O senador da Carolina do Sul, Lindsey Graham, membro do Partido Republicano, apresentou uma definição controversa de vitória na guerra entre os Estados Unidos e o Irã. Em entrevista à Fox News na segunda-feira (10), Graham afirmou que a vitória seria alcançada com o restabelecimento da liberdade de navegação no Estreito de Ormuz e a promoção de relativa estabilidade para os países vizinhos do Irã — condições que existiam antes da administração de Donald Trump iniciar os ataques.
Graham declarou:
‘Estamos próximos da vitória. Para mim, vitória significa restabelecer a liberdade de navegação no Estreito de Ormuz, degradar ainda mais a capacidade militar iraniana com uma resposta curta, forte e decisiva, ameaçar destruir a Ilha Kharg e, por fim, retirar as tropas, buscando restabelecer a paz entre Israel e a Arábia Saudita.’
O senador também destacou a importância do Estreito de Ormuz, principal rota de exportação de petróleo do mundo, como o único ponto estratégico remanescente na campanha militar.
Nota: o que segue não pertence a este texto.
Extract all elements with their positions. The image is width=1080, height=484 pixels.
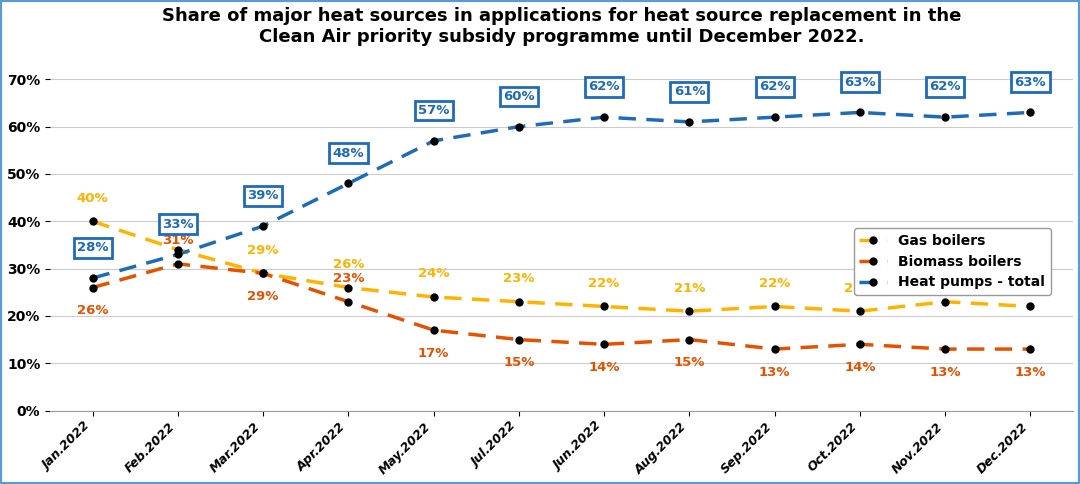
Text: 61%: 61% [674,85,705,98]
Text: 40%: 40% [77,192,108,205]
Text: 15%: 15% [503,356,535,369]
Text: 48%: 48% [333,147,364,160]
Text: 17%: 17% [418,347,449,360]
Text: 33%: 33% [162,218,193,231]
Text: 22%: 22% [589,277,620,290]
Text: 22%: 22% [759,277,791,290]
Text: 13%: 13% [759,365,791,378]
Text: 14%: 14% [845,361,876,374]
Text: 62%: 62% [759,80,791,93]
Text: 21%: 21% [674,282,705,295]
Text: 26%: 26% [333,258,364,271]
Text: 23%: 23% [333,272,364,285]
Text: 60%: 60% [503,90,535,103]
Text: 34%: 34% [162,220,193,233]
Text: 57%: 57% [418,104,449,117]
Text: 23%: 23% [930,272,961,285]
Text: 29%: 29% [247,290,279,303]
Title: Share of major heat sources in applications for heat source replacement in the
C: Share of major heat sources in applicati… [162,7,961,46]
Text: 23%: 23% [503,272,535,285]
Text: 28%: 28% [77,242,108,255]
Text: 22%: 22% [1015,277,1047,290]
Text: 29%: 29% [247,244,279,257]
Text: 63%: 63% [1014,76,1047,89]
Text: 39%: 39% [247,189,279,202]
Text: 13%: 13% [930,365,961,378]
Text: 15%: 15% [674,356,705,369]
Text: 24%: 24% [418,268,449,280]
Text: 31%: 31% [162,234,193,247]
Text: 62%: 62% [589,80,620,93]
Text: 62%: 62% [930,80,961,93]
Legend: Gas boilers, Biomass boilers, Heat pumps - total: Gas boilers, Biomass boilers, Heat pumps… [854,228,1051,295]
Text: 26%: 26% [77,304,108,317]
Text: 13%: 13% [1015,365,1047,378]
Text: 21%: 21% [845,282,876,295]
Text: 14%: 14% [589,361,620,374]
Text: 63%: 63% [845,76,876,89]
Graham elogiou a estratégia da administração Trump, afirmando:
‘Esta tem sido uma campanha brilhante do presidente Trump e de nossas forças armadas.’
Segundo Graham, a vitória definitiva seria selada com um acordo de paz entre Israel e a Arábia Saudita, encerrando o conflito árabe-israelense. Ele ainda afirmou que Trump será lembrado como ‘o maior pacificador da história’.
Origem do conflito e envolvimento dos EUA
A participação dos Estados Unidos no conflito teria sido decidida em uma reunião no Salão Oval da Casa Branca em 11 de fevereiro, envolvendo Trump, o primeiro-ministro israelense Benjamin Netanyahu e outros oficiais dos dois países. Fontes indicam que a pressão de Netanyahu teria sido decisiva para a entrada dos EUA na guerra, apesar de comandantes militares americanos terem considerado partes do plano israelense para atacar o Irã como ‘irrealistas’.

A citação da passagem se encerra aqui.